Experimental Plant Station
. . . reads the sign on the door. If you are standing in front of this door, do you really need to be told you are in Brazil?
Botanist Dr. Alden is feeding flies to a carnivorous plant as he rhapsodizes to
his band of assistant Merriman about its superiority. “While man fiddles around with his petty problems, the vegetable kingdom is silently on the march.” If they are so smart, why don’t the march their asses to Taco Bell instead of being fed dead flies?
Merriman just arrived a month ago and can’t stand the Amazonian heat. He is also bored to death as Dr. Alden is not much of a companion. He spends all his time studying the plants. His pride and joy is a hybrid carnivorous plant the size of Audrey II. Merriman doesn’t see the point. Alden asks, “Do you honestly say that you don’t realize the worth of such a discovery?” Sadly, Alden does not clue Merriman or the viewer in to what that worth might be.
At breakfast the next morning, Merriman is still bored to death. He mopes around whining like an eight year old. No wonder Alden prefers the company of plants. A batch of mail is delivered from a cargo ship, but Merriman has not been there long enough to receive any, and frankly, who would be writing to this loser? He envies the stack of mail Alden receives. Depressed and lonely, he offers Alden $10 for a random unopened letter he can call his own. Alden eventually agrees and this seems to perk Merriman up.

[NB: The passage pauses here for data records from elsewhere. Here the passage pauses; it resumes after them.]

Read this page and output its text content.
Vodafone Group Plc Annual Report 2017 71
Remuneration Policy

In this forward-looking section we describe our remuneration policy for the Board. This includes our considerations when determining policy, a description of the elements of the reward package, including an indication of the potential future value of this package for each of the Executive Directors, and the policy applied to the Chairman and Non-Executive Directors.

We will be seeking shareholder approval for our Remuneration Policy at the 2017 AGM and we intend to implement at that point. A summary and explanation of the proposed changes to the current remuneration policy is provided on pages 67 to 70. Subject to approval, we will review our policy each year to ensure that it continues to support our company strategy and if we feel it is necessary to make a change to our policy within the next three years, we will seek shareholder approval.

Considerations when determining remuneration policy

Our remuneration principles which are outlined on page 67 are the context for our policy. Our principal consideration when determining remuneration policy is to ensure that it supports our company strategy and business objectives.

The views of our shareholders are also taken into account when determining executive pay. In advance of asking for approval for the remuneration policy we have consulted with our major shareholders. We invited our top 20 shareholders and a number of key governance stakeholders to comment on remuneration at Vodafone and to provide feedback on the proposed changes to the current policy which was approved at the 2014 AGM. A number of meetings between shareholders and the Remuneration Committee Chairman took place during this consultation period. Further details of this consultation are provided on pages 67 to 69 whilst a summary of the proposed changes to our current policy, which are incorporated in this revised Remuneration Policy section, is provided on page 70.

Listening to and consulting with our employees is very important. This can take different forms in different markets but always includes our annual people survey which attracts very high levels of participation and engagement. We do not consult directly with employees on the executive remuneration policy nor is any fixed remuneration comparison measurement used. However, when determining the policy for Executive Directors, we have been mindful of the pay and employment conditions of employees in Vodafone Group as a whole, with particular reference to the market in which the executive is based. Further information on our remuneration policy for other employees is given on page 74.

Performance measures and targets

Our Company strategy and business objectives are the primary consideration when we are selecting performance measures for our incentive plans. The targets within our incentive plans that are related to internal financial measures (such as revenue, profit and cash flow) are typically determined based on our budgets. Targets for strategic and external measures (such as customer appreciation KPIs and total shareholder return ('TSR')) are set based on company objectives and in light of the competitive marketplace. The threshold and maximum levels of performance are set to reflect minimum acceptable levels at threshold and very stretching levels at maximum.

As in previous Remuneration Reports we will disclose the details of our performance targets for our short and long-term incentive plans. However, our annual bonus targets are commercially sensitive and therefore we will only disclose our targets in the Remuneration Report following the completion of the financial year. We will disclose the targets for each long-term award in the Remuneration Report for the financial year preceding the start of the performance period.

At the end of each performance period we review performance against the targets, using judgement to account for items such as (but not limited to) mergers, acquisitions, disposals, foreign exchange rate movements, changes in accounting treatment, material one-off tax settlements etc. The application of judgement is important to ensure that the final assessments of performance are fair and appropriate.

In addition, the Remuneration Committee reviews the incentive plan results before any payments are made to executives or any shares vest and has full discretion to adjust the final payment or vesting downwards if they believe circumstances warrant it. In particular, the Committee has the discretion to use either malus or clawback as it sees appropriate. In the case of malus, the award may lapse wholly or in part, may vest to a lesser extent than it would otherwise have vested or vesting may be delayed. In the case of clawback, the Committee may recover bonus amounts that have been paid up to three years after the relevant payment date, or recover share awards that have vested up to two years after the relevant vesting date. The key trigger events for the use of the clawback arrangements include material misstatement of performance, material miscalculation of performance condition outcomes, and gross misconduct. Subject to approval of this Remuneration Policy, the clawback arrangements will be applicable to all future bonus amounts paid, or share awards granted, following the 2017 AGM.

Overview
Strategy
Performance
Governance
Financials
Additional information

The next day, Alden says he opened all of the mail he had expected. He asks Merriman what was in the $10 letter?
A: Who was it from?
M: I hate to say this doctor, but it’s none of your business.
A: You must be joking.
M: I’m sorry doctor. I’m not joking. I paid $10 for that letter and I’m not going to share it with anybody.
Unfortunately, I find this premise much more interesting than the mopey Merriman and the carnivorous plant. However, there is reason to hope the two threads will come together in an interesting way since this episode shares the same writer / director team from The Window. The two men struggle, but Alden has a heart condition that impedes him. He collapses into the lap of the giant plant. It closes its branches around him. He escapes but smiles. Hmmmmm.
The next day, Alden slaps a lock on the lab. He tells Merriman to be on the next cargo ship out and his insubordination means he will never mope in his chosen field again. Merriman suddenly changes his attitude.
M: If I give you the letter back, will you forget about all this?
A: (Laughing) No, you keep the letter. It’s yours. That letter is your property, not mine. (Laughing) You paid for it. It’s legally yours.
Alden continues feeding the carnivorous plant larger and larger meals. Finally, it gets so big that he decides to name it. He decides on Emily after his “beautiful, captivating, wantonly cruel” estranged wife. Hey, maybe that’s who the letter is from. Even better, maybe it contains some candid photographs.
Alden goes to Merriman and says he has decided to give him another chance. Merriman senses he has the upper hand and tells the doctor that returning to the US sounds pretty good to him. Alden demands the letter, bit Merriman reminds him of his earlier words. Alden’s heart starts acting up gain. He begs Merriman to at least tell him if the letter is from Emily. Merriman claims to have not read the letter yet. “Maybe tomorrow. It just takes patience.” Alden walks away clutching his literal and figurative broken heart as Merriman laughs.
Well, you can kind of figure what happens even if you didn’t see it coming when the plant first groped Alden . . . or when you first saw the man-sized carnivorous plant . . . or when you saw the first, baby-sized carnivorous plant . . . or when you saw the title of the episode.
The team of director Don Medford and writer Frank De Felitta from last week again elevate the series. The wacky premise of last week couldn’t be matched. They do, however, inject more imagination into the episode than we usually see. A typical Tales of Tomorrow script is single-minded, and barely that. There is no room for nuance, misdirection, or twist endings. I think in the hands of most of the ToT staff, the story would have ended with the plant eating Merriman. This team had the wit to also bump off Alden. That is not so extraordinary, but they also provide both a twist and a motive in the mystery letter. Even the simple act of fore-shadowing Alden’s heart problem seems Shakespearean in this series.
Of course, it is still objectively terrible. However, it is such an improvement over their usual productions, that I have to give it some credit.
- Don Hanmer had some excruciating early scenes as Merriman. He plays cockiness much more effectively than boredom.
- Maybe he was just pissed that they misspelled his name in the credits. But, really — Hanmer?
- I wonder if his character’s name was ironic, because “he was not a Merry Man.”